Saudi Gazette report

RIYADH — There are no plans to abolish the sponsorship system in Saudi Arabia, a high-level official at the Ministry of Labor has said.
“There is no intention of canceling the sponsorship system,” the official said denying reports in business circles that the government was considering abolishing the system.
“Abolishing the kafeel system for foreign manpower will create chaos in the labor market,” the ministry official was quoted by a local daily as saying.
The source, who spoke on condition of anonymity, said the ministry had discussed three options for boosting the process of Saudization including unification of wages, canceling the sponsorship system and raising the costs of employing foreign manpower.
“The ministry dismissed the first two ideas and adopted the third one,” he said.
The official said increasing the costs of recruitment of foreigners will make the Saudi citizens more attractive to the private sector as they will be less costly than foreigners. “For this reason the ministry's choice went for increasing costs of employment of foreign manpower.
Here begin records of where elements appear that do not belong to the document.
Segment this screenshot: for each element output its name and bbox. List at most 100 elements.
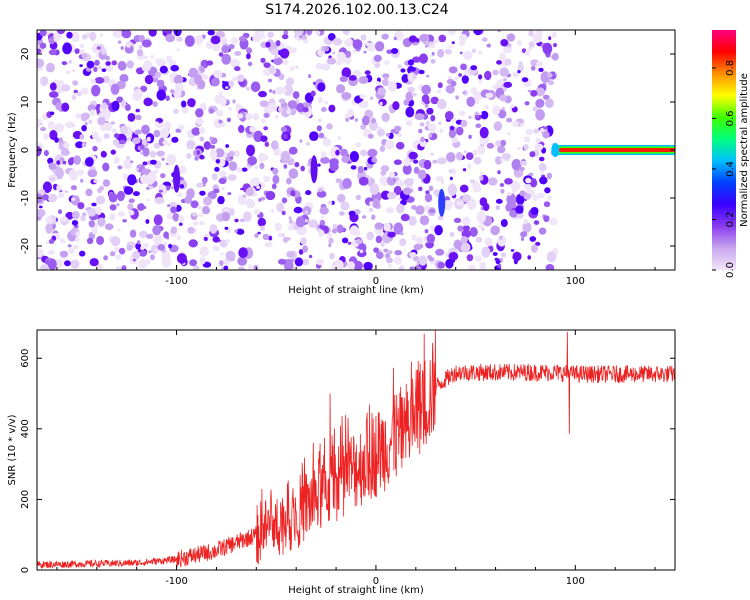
spectrogram-cell <box>117 266 121 269</box>
spectrogram-ytick-label: -20 <box>20 238 31 254</box>
spectrogram-cell <box>194 35 204 45</box>
spectrogram-cell <box>170 206 177 214</box>
spectrogram-cell <box>416 262 420 266</box>
spectrogram-cell <box>119 139 126 144</box>
colorbar-tick-label: 0.4 <box>725 161 736 177</box>
spectrogram-cell <box>341 237 349 244</box>
spectrogram-cell <box>417 169 427 180</box>
spectrogram-cell <box>176 37 183 42</box>
spectrogram-cell <box>173 108 179 115</box>
spectrogram-cell <box>355 194 361 201</box>
spectrogram-cell <box>279 48 290 59</box>
spectrogram-cell <box>497 263 502 268</box>
spectrogram-cell <box>458 73 462 77</box>
spectrogram-cell <box>234 51 242 56</box>
spectrogram-cell <box>516 147 521 150</box>
spectrogram-cell <box>178 124 185 130</box>
spectrogram-cell <box>196 205 203 210</box>
spectrogram-cell <box>99 33 104 37</box>
spectrogram-cell <box>468 134 472 139</box>
spectrogram-cell <box>37 48 42 54</box>
spectrogram-cell <box>54 137 59 143</box>
spectrogram-cell <box>189 259 198 267</box>
spectrogram-cell <box>176 48 180 51</box>
spectrogram-cell <box>195 108 204 118</box>
spectrogram-cell <box>49 177 56 182</box>
spectrogram-cell <box>511 120 520 127</box>
spectrogram-cell <box>228 107 232 112</box>
spectrogram-cell <box>282 59 289 66</box>
spectrogram-cell <box>119 125 129 134</box>
spectrogram-cell <box>257 231 261 235</box>
spectrogram-cell <box>456 126 464 136</box>
spectrogram-cell <box>138 164 142 168</box>
spectrogram-cell <box>218 260 224 266</box>
spectrogram-cell <box>546 172 553 180</box>
spectrogram-cell <box>529 236 537 242</box>
spectrogram-cell <box>387 80 397 92</box>
spectrogram-cell <box>315 30 321 36</box>
spectrogram-cell <box>302 245 308 253</box>
spectrogram-cell <box>321 63 331 71</box>
spectrogram-cell <box>258 90 267 98</box>
spectrogram-cell <box>479 126 489 139</box>
spectrogram-cell <box>499 94 507 102</box>
spectrogram-cell <box>114 246 120 253</box>
spectrogram-cell <box>142 147 150 157</box>
spectrogram-cell <box>336 224 344 234</box>
spectrogram-cell <box>448 30 456 36</box>
spectrogram-cell <box>329 252 335 260</box>
spectrogram-cell <box>497 235 507 247</box>
spectrogram-cell <box>335 149 340 156</box>
spectrogram-cell <box>472 149 478 156</box>
spectrogram-cell <box>430 58 436 64</box>
spectrogram-cell <box>154 58 164 65</box>
spectrogram-cell <box>392 101 400 111</box>
spectrogram-cell <box>126 42 131 48</box>
spectrogram-cell <box>88 119 93 125</box>
spectrogram-cell <box>54 165 61 174</box>
spectrogram-cell <box>49 82 57 91</box>
spectrogram-cell <box>116 203 120 207</box>
snr-ytick-label: 600 <box>20 349 31 368</box>
spectrogram-cell <box>268 102 278 112</box>
spectrogram-cell <box>81 34 88 40</box>
spectrogram-cell <box>453 217 462 224</box>
spectrogram-cell <box>62 160 67 165</box>
spectrogram-blob <box>310 155 318 184</box>
spectrogram-cell <box>134 88 143 99</box>
spectrogram-cell <box>409 66 417 72</box>
spectrogram-cell <box>148 185 154 190</box>
colorbar-tick-label: 0.2 <box>725 212 736 228</box>
spectrogram-cell <box>341 92 352 100</box>
spectrogram-cell <box>161 255 172 268</box>
spectrogram-cell <box>380 242 385 247</box>
spectrogram-cell <box>398 266 404 270</box>
spectrogram-cell <box>171 136 179 143</box>
spectrogram-cell <box>499 235 503 240</box>
spectrogram-cell <box>415 205 425 215</box>
spectrogram-cell <box>117 40 122 44</box>
spectrogram-cell <box>215 159 221 164</box>
spectrogram-cell <box>520 122 525 127</box>
spectrogram-cell <box>512 71 520 78</box>
spectrogram-cell <box>425 120 430 126</box>
spectrogram-cell <box>440 180 445 185</box>
spectrogram-cell <box>298 249 304 255</box>
spectrogram-cell <box>424 229 429 234</box>
spectrogram-cell <box>395 179 404 189</box>
spectrogram-cell <box>39 30 47 37</box>
spectrogram-cell <box>58 209 62 215</box>
spectrogram-cell <box>321 107 327 112</box>
spectrogram-cell <box>221 187 226 191</box>
spectrogram-cell <box>269 89 273 93</box>
spectrogram-cell <box>190 200 199 209</box>
spectrogram-cell <box>387 191 397 200</box>
spectrogram-cell <box>320 151 327 158</box>
spectrogram-cell <box>294 161 300 168</box>
spectrogram-cell <box>230 156 233 160</box>
spectrogram-cell <box>357 166 364 174</box>
spectrogram-cell <box>504 178 513 185</box>
spectrogram-cell <box>317 163 321 167</box>
spectrogram-cell <box>228 80 234 88</box>
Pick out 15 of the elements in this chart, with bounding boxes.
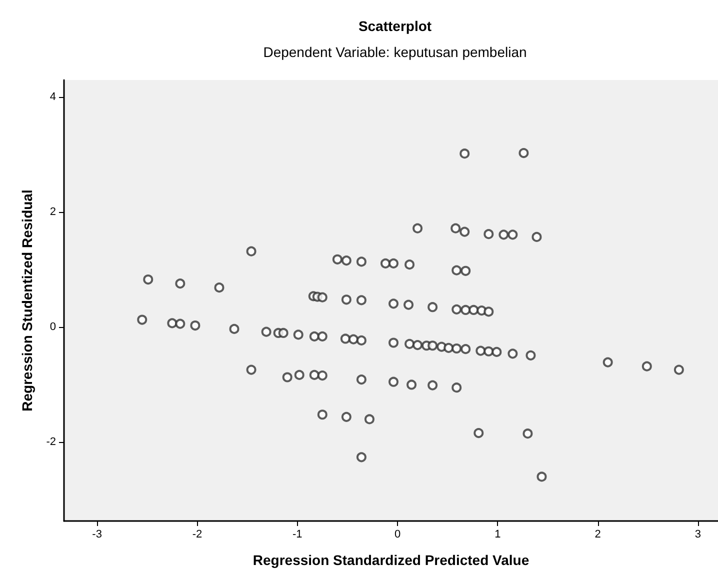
x-tick-label: -2	[192, 528, 202, 540]
y-tick-label: 2	[50, 206, 56, 218]
x-axis-title: Regression Standardized Predicted Value	[252, 552, 530, 568]
y-tick-label: 0	[50, 321, 56, 334]
chart-subtitle: Dependent Variable: keputusan pembelian	[263, 44, 527, 60]
y-tick-label: 4	[50, 91, 56, 104]
x-tick-label: 2	[594, 528, 601, 540]
y-tick-label: -2	[46, 436, 56, 448]
x-tick-label: 3	[694, 528, 702, 540]
x-tick-label: -1	[292, 528, 302, 540]
y-axis-title: Regression Studentized Residual	[19, 190, 35, 412]
chart-title: Scatterplot	[358, 18, 432, 34]
x-tick-label: 0	[394, 528, 401, 540]
x-tick-label: 1	[494, 528, 501, 540]
x-tick-label: -3	[92, 528, 102, 540]
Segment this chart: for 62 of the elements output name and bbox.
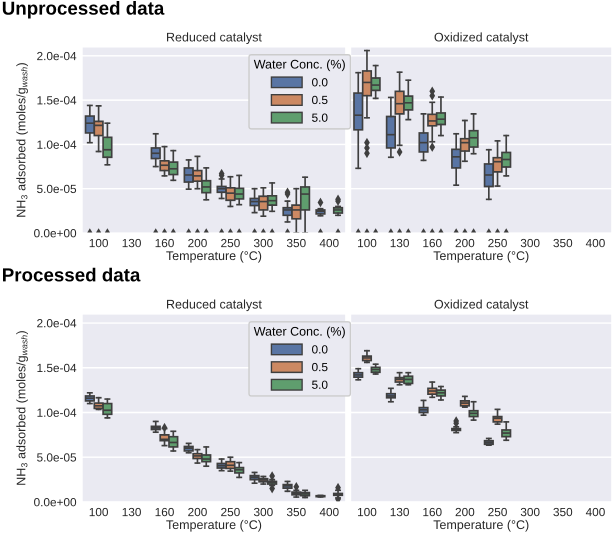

This is a good choice which will enable the private sector achieve the Saudization targets,” he said.
Labor Minister Adel Fakieh had earlier said the rise in the recruitment fees and labor license was the result of a study conducted jointly by the ministries of labor, interior and finance.
Meanwhile Chairman of the Consumer Protection Society Dr. Nasser Al-Tuwaim said the decision to increase the labor fees has resulted in the deterioration of services especially in the field of cleanliness and the unjustified price hikes.
He said charges of barbers, plumbers, electricians, wielders, car mechanics and other technicians have gone up by about 50 percent as a result of the decision to increase labor fees.
Al-Tuwaim said consumers would be the victims of the decision because the merchants would increase their commodity prices to make it up for the fees they would pay for labor licenses of their foreign workers.
The chairman of the committee of engineering offices at the Jeddah Chamber of Commerce and Industry Talal Samarqandi expected the annual labor fees to amount to SR19 billion and said it would be the consumers who would take the brunt as the merchants and businessmen would increase their commodity prices.
“Prices have already gone up between 10-20 percent in the past few days,” Samarqandi said.